If audiences ever needed a reminder as to why “supergroup” is such an ironic, ill-fated term, they should look no further than Tinted Windows. Though news of the recently formed union between Taylor Hanson, James Iha, Adam Schlesinger, and Bun E. Carlos probably raised more eyebrows than expectations, the quartet still manages to disappoint, joining the ranks of Velvet Revolver, Audioslave, Zwan, and a dozen other mediocre, long-forgotten collaboratives. These infamous team-ups have all failed for mostly the same reason: The music is often much less than the sum of its parts. Tinted Windows is no different. Lacking both vision and ambition, their self-titled debut somehow conjures up the most derivative elements of their respective backgrounds and offers nothing of note during its half-hour run.

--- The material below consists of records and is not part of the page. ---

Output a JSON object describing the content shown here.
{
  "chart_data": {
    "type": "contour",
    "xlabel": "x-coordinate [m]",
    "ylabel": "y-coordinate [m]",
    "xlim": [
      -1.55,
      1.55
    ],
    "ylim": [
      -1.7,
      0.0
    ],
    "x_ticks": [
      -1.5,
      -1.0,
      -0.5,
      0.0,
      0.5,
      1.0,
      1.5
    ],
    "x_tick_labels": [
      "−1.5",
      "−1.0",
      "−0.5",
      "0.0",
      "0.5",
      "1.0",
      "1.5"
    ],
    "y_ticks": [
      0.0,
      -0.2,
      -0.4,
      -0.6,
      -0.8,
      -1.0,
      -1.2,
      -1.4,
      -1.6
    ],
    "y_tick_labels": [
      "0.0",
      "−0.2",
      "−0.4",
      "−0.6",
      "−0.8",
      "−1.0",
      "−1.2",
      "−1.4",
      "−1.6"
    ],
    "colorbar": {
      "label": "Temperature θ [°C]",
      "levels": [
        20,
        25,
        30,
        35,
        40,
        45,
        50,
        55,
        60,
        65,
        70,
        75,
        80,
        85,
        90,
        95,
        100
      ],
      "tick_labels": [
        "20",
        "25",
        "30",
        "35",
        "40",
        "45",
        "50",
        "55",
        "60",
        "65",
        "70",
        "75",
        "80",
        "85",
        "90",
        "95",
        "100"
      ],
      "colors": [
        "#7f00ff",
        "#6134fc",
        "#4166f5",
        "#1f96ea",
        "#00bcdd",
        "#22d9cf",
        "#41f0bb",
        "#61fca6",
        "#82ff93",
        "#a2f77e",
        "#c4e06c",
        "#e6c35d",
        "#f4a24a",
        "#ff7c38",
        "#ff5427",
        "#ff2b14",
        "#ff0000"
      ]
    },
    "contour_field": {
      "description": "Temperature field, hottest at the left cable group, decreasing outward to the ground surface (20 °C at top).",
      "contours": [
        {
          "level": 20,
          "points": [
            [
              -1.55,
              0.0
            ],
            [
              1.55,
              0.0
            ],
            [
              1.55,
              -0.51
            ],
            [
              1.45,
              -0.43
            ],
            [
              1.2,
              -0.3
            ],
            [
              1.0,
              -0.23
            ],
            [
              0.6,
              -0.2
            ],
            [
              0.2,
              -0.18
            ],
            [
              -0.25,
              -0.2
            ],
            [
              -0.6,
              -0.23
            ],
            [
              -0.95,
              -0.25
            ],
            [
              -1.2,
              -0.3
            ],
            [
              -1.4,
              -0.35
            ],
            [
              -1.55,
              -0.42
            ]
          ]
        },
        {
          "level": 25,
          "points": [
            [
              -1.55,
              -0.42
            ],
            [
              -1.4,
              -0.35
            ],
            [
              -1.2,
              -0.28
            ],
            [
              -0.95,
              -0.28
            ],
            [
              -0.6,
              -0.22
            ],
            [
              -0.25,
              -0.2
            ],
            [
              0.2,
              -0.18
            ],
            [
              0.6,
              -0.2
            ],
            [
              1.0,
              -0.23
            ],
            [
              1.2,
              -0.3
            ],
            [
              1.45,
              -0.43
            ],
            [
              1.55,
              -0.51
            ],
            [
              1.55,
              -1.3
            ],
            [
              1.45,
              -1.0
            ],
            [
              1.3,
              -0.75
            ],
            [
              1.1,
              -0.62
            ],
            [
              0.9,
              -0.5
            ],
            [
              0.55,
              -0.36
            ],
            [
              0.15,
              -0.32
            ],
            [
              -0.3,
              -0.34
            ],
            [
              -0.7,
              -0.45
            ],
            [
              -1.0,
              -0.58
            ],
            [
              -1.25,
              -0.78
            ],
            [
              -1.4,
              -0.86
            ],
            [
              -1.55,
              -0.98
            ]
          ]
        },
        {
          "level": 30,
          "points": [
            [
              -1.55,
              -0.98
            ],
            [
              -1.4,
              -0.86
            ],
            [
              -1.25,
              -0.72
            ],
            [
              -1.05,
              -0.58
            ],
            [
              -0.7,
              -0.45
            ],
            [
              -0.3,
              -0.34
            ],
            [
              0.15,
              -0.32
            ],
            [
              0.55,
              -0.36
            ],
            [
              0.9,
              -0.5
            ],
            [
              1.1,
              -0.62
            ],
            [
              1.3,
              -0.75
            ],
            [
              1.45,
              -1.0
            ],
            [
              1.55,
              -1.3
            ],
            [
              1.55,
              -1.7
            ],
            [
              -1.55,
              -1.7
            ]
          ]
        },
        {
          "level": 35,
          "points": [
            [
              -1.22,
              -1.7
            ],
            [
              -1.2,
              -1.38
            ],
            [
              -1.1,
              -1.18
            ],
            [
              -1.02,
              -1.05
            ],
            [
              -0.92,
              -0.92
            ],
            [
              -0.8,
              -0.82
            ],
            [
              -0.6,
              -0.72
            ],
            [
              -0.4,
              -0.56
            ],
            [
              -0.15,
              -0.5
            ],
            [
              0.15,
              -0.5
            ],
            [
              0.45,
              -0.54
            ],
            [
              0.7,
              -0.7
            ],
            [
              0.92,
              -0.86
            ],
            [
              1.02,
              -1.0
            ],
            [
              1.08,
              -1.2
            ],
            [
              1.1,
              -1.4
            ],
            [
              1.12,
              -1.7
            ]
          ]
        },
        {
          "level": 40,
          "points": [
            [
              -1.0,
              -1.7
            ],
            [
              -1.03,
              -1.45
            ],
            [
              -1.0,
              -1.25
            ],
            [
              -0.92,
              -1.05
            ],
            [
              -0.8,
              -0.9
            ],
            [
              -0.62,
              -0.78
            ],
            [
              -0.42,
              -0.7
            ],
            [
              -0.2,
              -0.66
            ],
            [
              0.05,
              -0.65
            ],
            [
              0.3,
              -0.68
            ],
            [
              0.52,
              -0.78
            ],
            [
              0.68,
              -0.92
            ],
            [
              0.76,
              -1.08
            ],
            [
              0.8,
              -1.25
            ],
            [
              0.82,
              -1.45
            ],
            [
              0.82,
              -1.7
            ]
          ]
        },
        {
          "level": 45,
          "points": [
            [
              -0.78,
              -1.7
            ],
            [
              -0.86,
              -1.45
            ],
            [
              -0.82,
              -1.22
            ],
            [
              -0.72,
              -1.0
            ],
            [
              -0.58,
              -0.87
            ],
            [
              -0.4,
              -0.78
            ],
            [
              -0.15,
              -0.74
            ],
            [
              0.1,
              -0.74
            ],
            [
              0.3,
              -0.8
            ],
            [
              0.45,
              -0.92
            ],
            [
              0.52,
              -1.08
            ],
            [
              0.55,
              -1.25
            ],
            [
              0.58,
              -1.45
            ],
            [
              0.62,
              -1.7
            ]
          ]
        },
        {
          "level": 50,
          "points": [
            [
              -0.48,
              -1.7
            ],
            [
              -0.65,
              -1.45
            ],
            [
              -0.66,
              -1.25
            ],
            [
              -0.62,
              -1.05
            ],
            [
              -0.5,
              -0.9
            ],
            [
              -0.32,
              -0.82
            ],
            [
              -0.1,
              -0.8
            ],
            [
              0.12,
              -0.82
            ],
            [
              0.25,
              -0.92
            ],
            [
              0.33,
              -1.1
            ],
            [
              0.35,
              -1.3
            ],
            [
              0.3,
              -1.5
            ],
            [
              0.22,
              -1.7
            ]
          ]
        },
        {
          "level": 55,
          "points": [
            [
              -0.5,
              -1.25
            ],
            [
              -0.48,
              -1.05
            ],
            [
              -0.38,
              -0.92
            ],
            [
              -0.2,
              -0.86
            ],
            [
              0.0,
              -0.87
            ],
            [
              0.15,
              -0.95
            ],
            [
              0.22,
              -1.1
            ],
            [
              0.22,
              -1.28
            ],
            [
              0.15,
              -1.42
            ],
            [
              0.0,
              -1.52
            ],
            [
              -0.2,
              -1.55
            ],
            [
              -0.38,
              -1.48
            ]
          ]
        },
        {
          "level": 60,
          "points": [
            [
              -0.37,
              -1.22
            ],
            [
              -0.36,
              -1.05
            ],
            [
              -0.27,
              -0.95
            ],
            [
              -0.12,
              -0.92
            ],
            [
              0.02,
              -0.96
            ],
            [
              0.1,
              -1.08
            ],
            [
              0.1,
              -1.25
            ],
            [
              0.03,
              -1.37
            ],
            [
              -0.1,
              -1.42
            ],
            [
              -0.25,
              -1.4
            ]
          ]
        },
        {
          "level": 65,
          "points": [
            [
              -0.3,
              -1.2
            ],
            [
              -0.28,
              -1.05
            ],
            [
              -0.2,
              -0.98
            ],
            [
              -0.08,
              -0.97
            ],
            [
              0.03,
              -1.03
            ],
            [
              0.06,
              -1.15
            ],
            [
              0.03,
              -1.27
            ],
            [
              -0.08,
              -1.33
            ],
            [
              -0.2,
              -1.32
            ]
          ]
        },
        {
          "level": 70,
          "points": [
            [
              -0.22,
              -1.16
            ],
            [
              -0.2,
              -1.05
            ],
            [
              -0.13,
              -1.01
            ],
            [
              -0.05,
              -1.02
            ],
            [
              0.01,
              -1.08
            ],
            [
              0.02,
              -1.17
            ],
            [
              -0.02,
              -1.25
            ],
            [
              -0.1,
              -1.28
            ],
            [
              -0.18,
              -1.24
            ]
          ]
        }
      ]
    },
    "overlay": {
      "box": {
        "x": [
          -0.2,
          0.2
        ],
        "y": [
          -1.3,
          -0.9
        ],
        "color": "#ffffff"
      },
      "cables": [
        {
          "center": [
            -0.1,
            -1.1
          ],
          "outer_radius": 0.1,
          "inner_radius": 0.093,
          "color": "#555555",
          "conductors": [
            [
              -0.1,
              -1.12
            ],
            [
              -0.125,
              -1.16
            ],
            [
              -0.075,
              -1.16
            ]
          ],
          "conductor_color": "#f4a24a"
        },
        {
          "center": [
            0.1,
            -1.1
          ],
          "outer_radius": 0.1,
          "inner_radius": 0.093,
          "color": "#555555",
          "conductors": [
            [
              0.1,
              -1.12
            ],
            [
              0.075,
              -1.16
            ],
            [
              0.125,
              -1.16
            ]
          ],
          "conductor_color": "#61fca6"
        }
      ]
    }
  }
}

Of course, the rather poor display is hardly avoidable when one opts to follow rather than lead. In choosing to mimic and mix a dozen or so overused alternative subgenres, Tinted Windows seems to have forgotten all the key ingredients that made their previous endeavors so successful—namely, ingenuity and inspiration. The resultant music has all the fire and creativity of a cruise-ship band, tweaked and polished down to a nondescript, lifeless nub. How else to describe the forgettable “Messing with My Head” and “Can’t Get a Read on You,” tracks with the sonic fortitude of a marshmallow? Or “Cha Cha,” for that matter, whose sugary skip would make even the Jonas Brothers groan? Much the same can be said of “Back with You,” an airy piece that’s clearly the work of Iha, but contains none of the dark, romantic aura that made his partnership with Billy Corgan so alluring.
Perhaps to expect more than tasteless rock candy is too tall an order for a band fronted by Taylor Hanson, he of so many millennium-era tween fantasies. Yet for tone-deaf clumsiness to dominate so heavily on a record rife with Smashing Pumpkins, Fountains of Wayne, and Cheap Trick alums is simply unforgivable. One would think the presence of such savvy and grizzled rock veterans would have been enough to avoid such a limp-fisted disaster. Instead, listeners are subjected to nothing more than a glorified boy band trying desperately to recapture a second wind.